Requests for material from external systems

The draft Genebank Request protocol describes how an external system creates a request for material in Genesys and the other way around: how Genesys can create a request in a genebank's own system.

In this ticket we add a new ExternalRequestController (in API v2) at /api/v2/request/external with two handlers:

POST /api/v2/request/external

Receives and handles request data JSON provided in request body.
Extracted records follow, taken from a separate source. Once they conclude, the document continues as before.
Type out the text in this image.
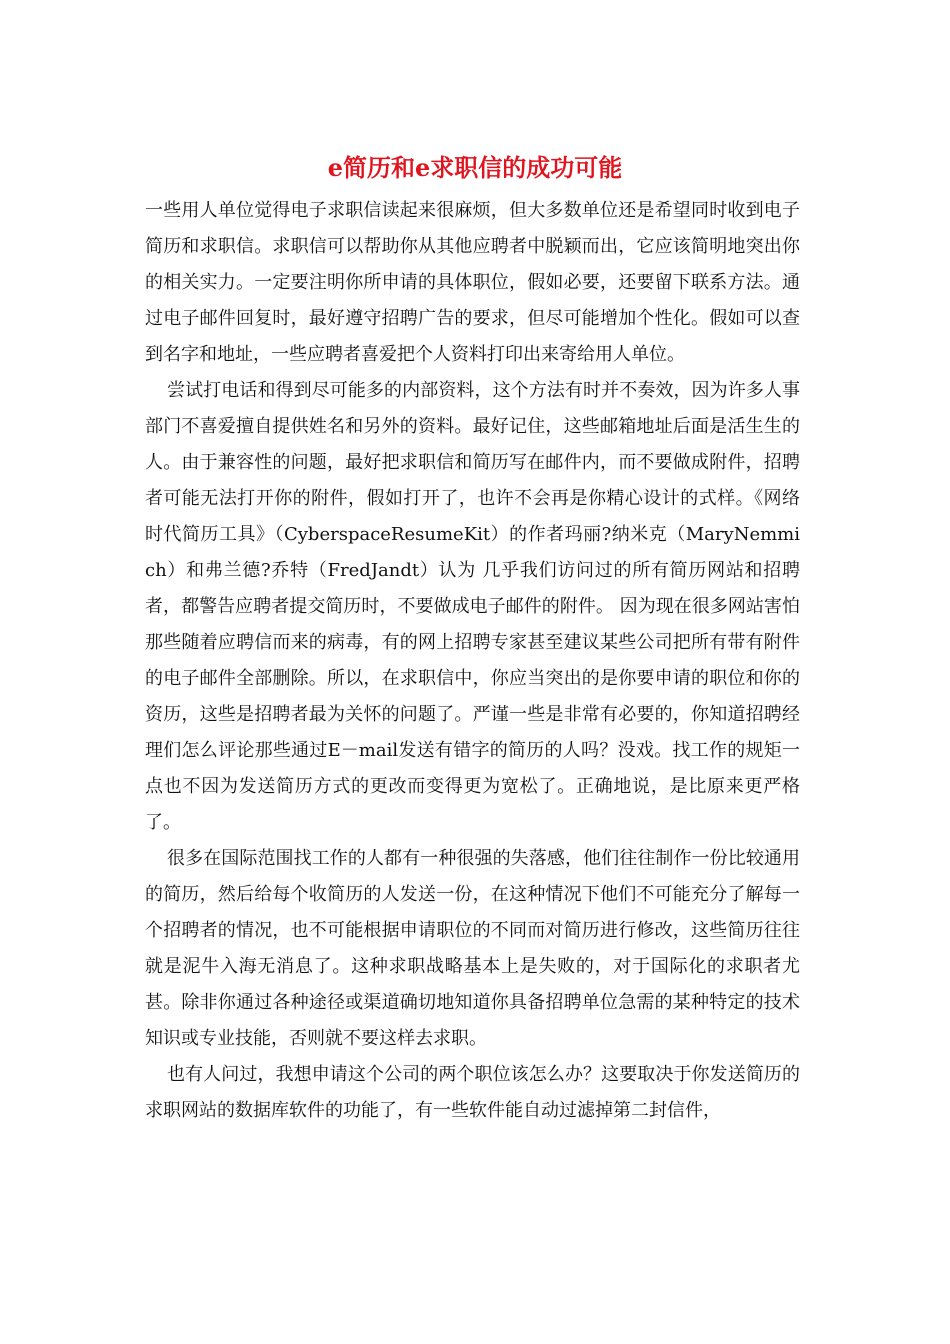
e简历和e求职信的成功可能

一些用人单位觉得电子求职信读起来很麻烦，但大多数单位还是希望同时收到电子简历和求职信。求职信可以帮助你从其他应聘者中脱颖而出，它应该简明地突出你的相关实力。一定要注明你所申请的具体职位，假如必要，还要留下联系方法。通过电子邮件回复时，最好遵守招聘广告的要求，但尽可能增加个性化。假如可以查到名字和地址，一些应聘者喜爱把个人资料打印出来寄给用人单位。

尝试打电话和得到尽可能多的内部资料，这个方法有时并不奏效，因为许多人事部门不喜爱擅自提供姓名和另外的资料。最好记住，这些邮箱地址后面是活生生的人。由于兼容性的问题，最好把求职信和简历写在邮件内，而不要做成附件，招聘者可能无法打开你的附件，假如打开了，也许不会再是你精心设计的式样。《网络时代简历工具》（CyberspaceResumeKit）的作者玛丽?纳米克（MaryNemmich）和弗兰德?乔特（FredJandt）认为 几乎我们访问过的所有简历网站和招聘者，都警告应聘者提交简历时，不要做成电子邮件的附件。 因为现在很多网站害怕那些随着应聘信而来的病毒，有的网上招聘专家甚至建议某些公司把所有带有附件的电子邮件全部删除。所以，在求职信中，你应当突出的是你要申请的职位和你的资历，这些是招聘者最为关怀的问题了。严谨一些是非常有必要的，你知道招聘经理们怎么评论那些通过E－mail发送有错字的简历的人吗？没戏。找工作的规矩一点也不因为发送简历方式的更改而变得更为宽松了。正确地说，是比原来更严格了。

很多在国际范围找工作的人都有一种很强的失落感，他们往往制作一份比较通用的简历，然后给每个收简历的人发送一份，在这种情况下他们不可能充分了解每一个招聘者的情况，也不可能根据申请职位的不同而对简历进行修改，这些简历往往就是泥牛入海无消息了。这种求职战略基本上是失败的，对于国际化的求职者尤甚。除非你通过各种途径或渠道确切地知道你具备招聘单位急需的某种特定的技术知识或专业技能，否则就不要这样去求职。

也有人问过，我想申请这个公司的两个职位该怎么办？这要取决于你发送简历的求职网站的数据库软件的功能了，有一些软件能自动过滤掉第二封信件，
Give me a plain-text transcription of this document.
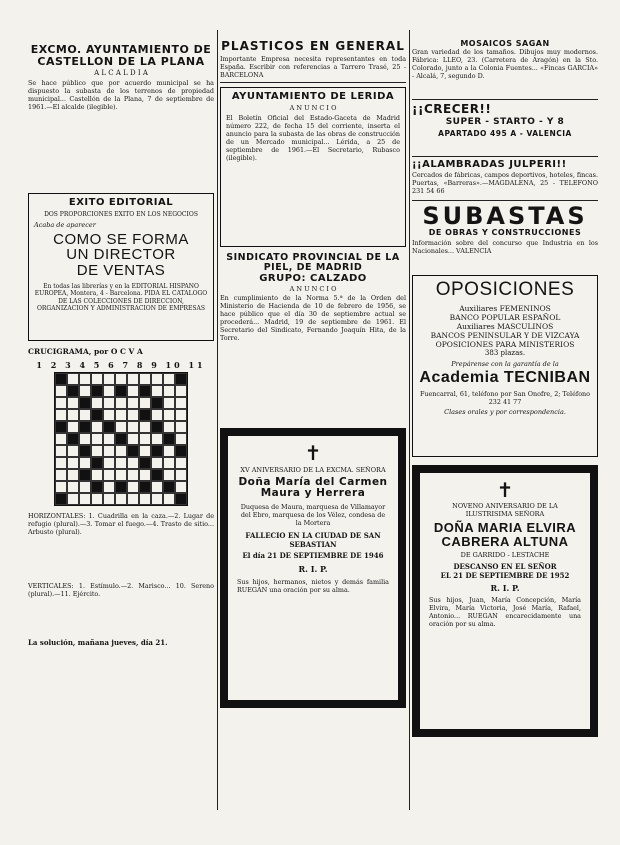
EXCMO. AYUNTAMIENTO DE
CASTELLON DE LA PLANA
A L C A L D I A
Se hace público que por acuerdo municipal se ha dispuesto la subasta de los terrenos de propiedad municipal... Castellón de la Plana, 7 de septiembre de 1961.—El alcalde (ilegible).
EXITO EDITORIAL
DOS PROPORCIONES EXITO EN LOS NEGOCIOS
Acaba de aparecer
COMO SE FORMA
UN DIRECTOR
DE VENTAS
En todas las librerías y en la EDITORIAL HISPANO EUROPEA, Montera, 4 - Barcelona. PIDA EL CATALOGO DE LAS COLECCIONES DE DIRECCION, ORGANIZACION Y ADMINISTRACION DE EMPRESAS
CRUCIGRAMA, por O C V A
1 2 3 4 5 6 7 8 9 10 11
HORIZONTALES: 1. Cuadrilla en la caza.—2. Lugar de refugio (plural).—3. Tomar el fuego.—4. Trasto de sitio... Arbusto (plural).
VERTICALES: 1. Estímulo.—2. Marisco... 10. Sereno (plural).—11. Ejército.
La solución, mañana jueves, día 21.
PLASTICOS EN GENERAL
Importante Empresa necesita representantes en toda España. Escribir con referencias a Tarrero Trasé, 25 - BARCELONA
AYUNTAMIENTO DE LERIDA
A N U N C I O
El Boletín Oficial del Estado-Gaceta de Madrid número 222, de fecha 15 del corriente, inserta el anuncio para la subasta de las obras de construcción de un Mercado municipal... Lérida, a 25 de septiembre de 1961.—El Secretario, Rubasco (ilegible).
SINDICATO PROVINCIAL DE LA
PIEL, DE MADRID
GRUPO: CALZADO
A N U N C I O
En cumplimiento de la Norma 5.ª de la Orden del Ministerio de Hacienda de 10 de febrero de 1956, se hace público que el día 30 de septiembre actual se procederá... Madrid, 19 de septiembre de 1961. El Secretario del Sindicato, Fernando Joaquín Hita, de la Torre.
✝
XV ANIVERSARIO DE LA EXCMA. SEÑORA
Doña María del Carmen
Maura y Herrera
Duquesa de Maura, marquesa de Villamayor del Ebro, marquesa de los Vélez, condesa de la Mortera
FALLECIO EN LA CIUDAD DE SAN SEBASTIAN
El día 21 DE SEPTIEMBRE DE 1946
R. I. P.
Sus hijos, hermanos, nietos y demás familia RUEGAN una oración por su alma.
MOSAICOS SAGAN
Gran variedad de los tamaños. Dibujos muy modernos. Fábrica: LLEO, 23. (Carretera de Aragón) en la Sto. Colorado, junto a la Colonia Fuentes... «Fincas GARCIA» - Alcalá, 7, segundo D.
¡¡CRECER!!
SUPER - STARTO - Y 8
APARTADO 495 A - VALENCIA
¡¡ALAMBRADAS JULPERI!!
Cercados de fábricas, campos deportivos, hoteles, fincas. Puertas, «Barreras».—MAGDALENA, 25 - TELEFONO 231 54 66
SUBASTAS
DE OBRAS Y CONSTRUCCIONES
Información sobre del concurso que Industria en los Nacionales... VALENCIA
OPOSICIONES
Auxiliares FEMENINOS
BANCO POPULAR ESPAÑOL
Auxiliares MASCULINOS
BANCOS PENINSULAR Y DE VIZCAYA
OPOSICIONES PARA MINISTERIOS
383 plazas.
Prepárense con la garantía de la
Academia TECNIBAN
Fuencarral, 61, teléfono por San Onofre, 2; Teléfono 232 41 77
Clases orales y por correspondencia.
✝
NOVENO ANIVERSARIO DE LA ILUSTRISIMA SEÑORA
DOÑA MARIA ELVIRA
CABRERA ALTUNA
DE GARRIDO - LESTACHE
DESCANSO EN EL SEÑOR
EL 21 DE SEPTIEMBRE DE 1952
R. I. P.
Sus hijos, Juan, María Concepción, María Elvira, María Victoria, José María, Rafael, Antonio... RUEGAN encarecidamente una oración por su alma.
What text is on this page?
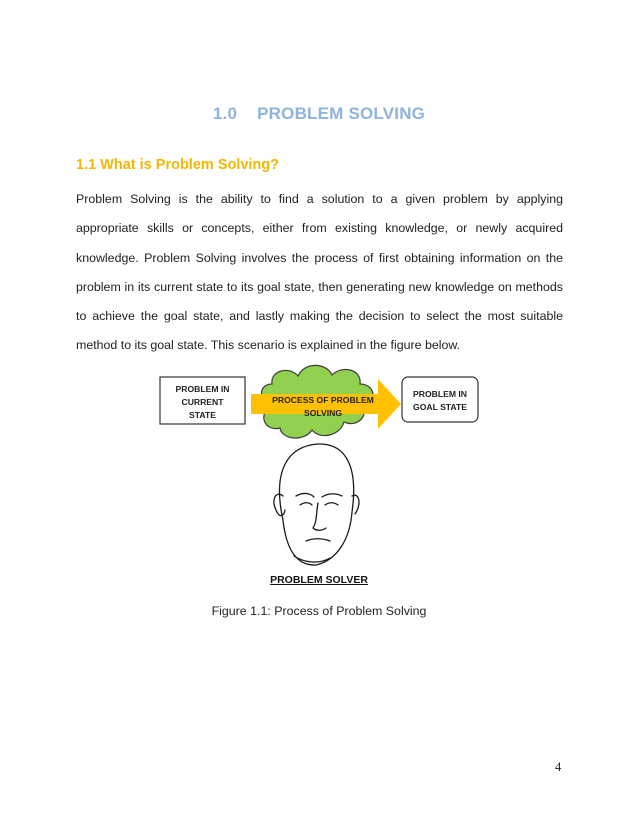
1.0 PROBLEM SOLVING
1.1 What is Problem Solving?
Problem Solving is the ability to find a solution to a given problem by applying
appropriate skills or concepts, either from existing knowledge, or newly acquired
knowledge. Problem Solving involves the process of first obtaining information on the
problem in its current state to its goal state, then generating new knowledge on methods
to achieve the goal state, and lastly making the decision to select the most suitable
method to its goal state. This scenario is explained in the figure below.
PROBLEM IN
CURRENT
STATE
PROCESS OF PROBLEM
SOLVING
PROBLEM IN
GOAL STATE
PROBLEM SOLVER
Figure 1.1: Process of Problem Solving
4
  • Define ExternalRequestDTO model that is used for JSON
  • Check that authentication has ROLE_CLIENT or ROLE_TRUSTED_CLIENT (regular users cannot access this endpoint!)
  • Must check that at least one requested accession exists in the database, if not respond with 400 and application/json "No such accessions in this database"
  • Must check that all requested accessions exist in the database. If one or more are not found, respond with 400 and application/json array that lists the missing accessions. If all are found (including as historic records), then proceed.
    • I suggest we use the same approach as matching DatasetAccessionRef and store the accession UUID in the DTO so it's available later on.
  • Generate a random UUID to serve as the request key, store the key and DTO in the database, and return 200 application/json with just the key in the response.

GET /api/v2/request/external?key={requestKey}

Checks if a request key provided in query string as key exists and was not yet used, and redirects to the {frontendUrl}/...?key={key} or returns 404 when there is no such thing.

There are no authentication checks on this endpoint, anyone can call it.

The UI will then load request DTO from the API using the endpoint below, and support the user in finishing the request process.

GET /api/v2/request/external/{key}

This is used by Genesys UI to fetch the request data.

  • Check that authentication has ROLE_CLIENT or ROLE_TRUSTED_CLIENT (regular users cannot access this endpoint!)
  • Loads and returns external request DTO as JSON

Other notes

We need a way to "expire" these requests. We can use a 1 week limit (from created date) and perhaps a link to the resulting MaterialRequest. Any thoughts?

UI updates

The UI will need a page where this external request is loaded and displayed. It then needs to convert it to a regular request and follow the existing steps (display which accessions are not available, display user info form, etc.)